Luther était étendu, mort. Debout devant lui, le Chef Pratt et l’officier Travis regardaient le corps, hagards. Il y avait du sang partout.

— Qu’avez-vous fait ? hurla Nola.

— Nola ? dit Pratt. Mais…

— Vous avez tué Luther !

Elle se jeta sur le Chef Pratt, qui la repoussa d’une gifle. Elle saigna immédiatement du nez. Elle tremblait de peur.

— Pardon, Nola, je ne voulais pas te faire de mal, balbutia Pratt.

Elle recula.

— Vous… Vous avez tué Luther !

— Attends, Nola !

Elle s’enfuit à toutes jambes. Travis essaya de la rattraper par les cheveux ; il lui arracha une poignée de mèches blondes.

— Rattrape-la, bon Dieu ! hurla Pratt à Travis. Rattrape-la !

Elle fila entre les taillis, écorchant ses joues, et traversa la dernière rangée d’arbres. Une maison. Une maison ! Elle se précipita vers la porte de la cuisine. Son nez saignait toujours. Elle avait du sang sur le visage. Deborah Cooper lui ouvrit, paniquée, et la fit entrer.

— À l’aide, gémit Nola. Appelez des secours.

Deborah se précipita de nouveau sur le téléphone pour prévenir la police.

Nola sentit une main lui obstruer la bouche.
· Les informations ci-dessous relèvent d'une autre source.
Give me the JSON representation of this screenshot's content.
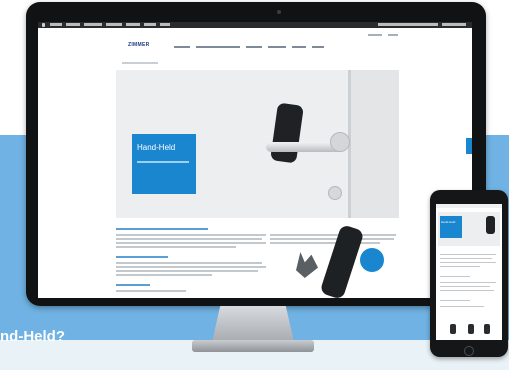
{
  "site": {
    "logo": "ZIMMER",
    "hero_title": "Hand-Held",
    "phone_title": "Hand-Held"
  },
  "overlay": {
    "question": "nd-Held?"
  },
  "colors": {
    "background_blue": "#6fb2e3",
    "brand_blue": "#1a86d0",
    "logo_blue": "#1d3b7e",
    "device_black": "#101214"
  }
}
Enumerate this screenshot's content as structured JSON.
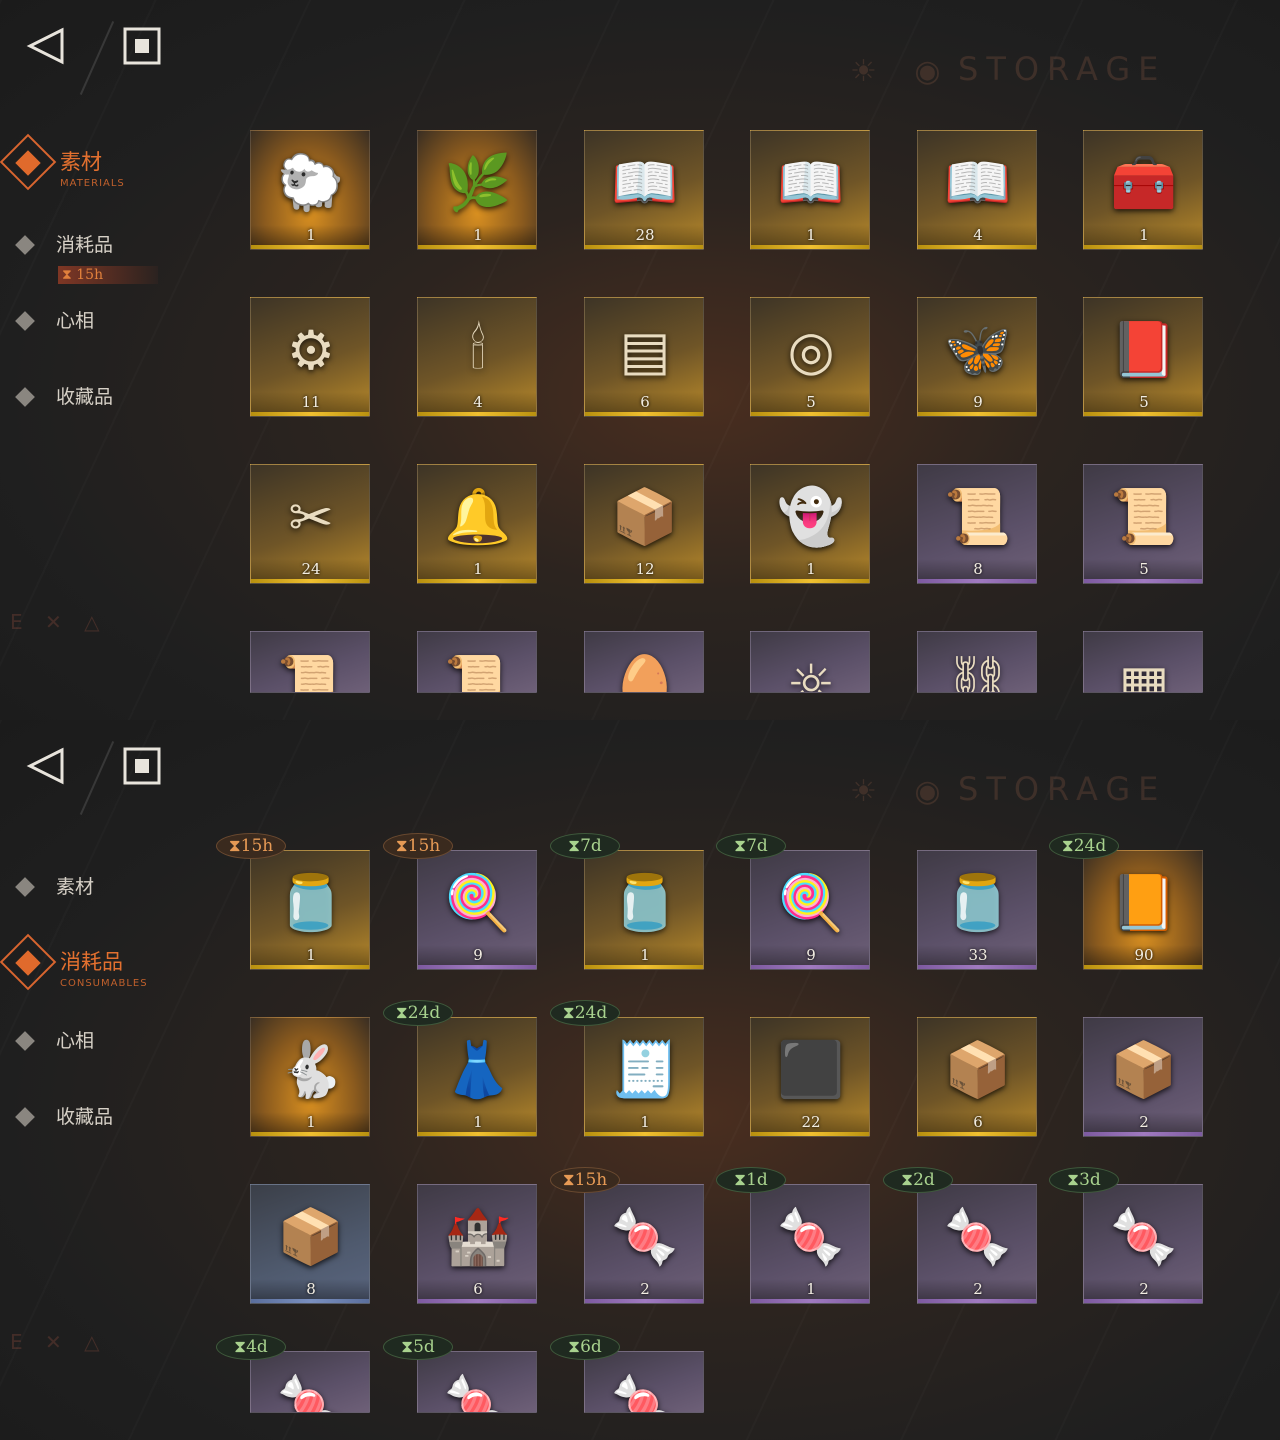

D’un geste puissant, Travis la souleva. Elle se débattit, mais il la serrait trop fort. Il n’eut pas le temps de ressortir de la maison : Deborah Cooper revenait déjà du salon. Elle poussa un cri d’effroi.

— Ne vous inquiétez pas, balbutia Travis. Je suis de la police. Tout va bien.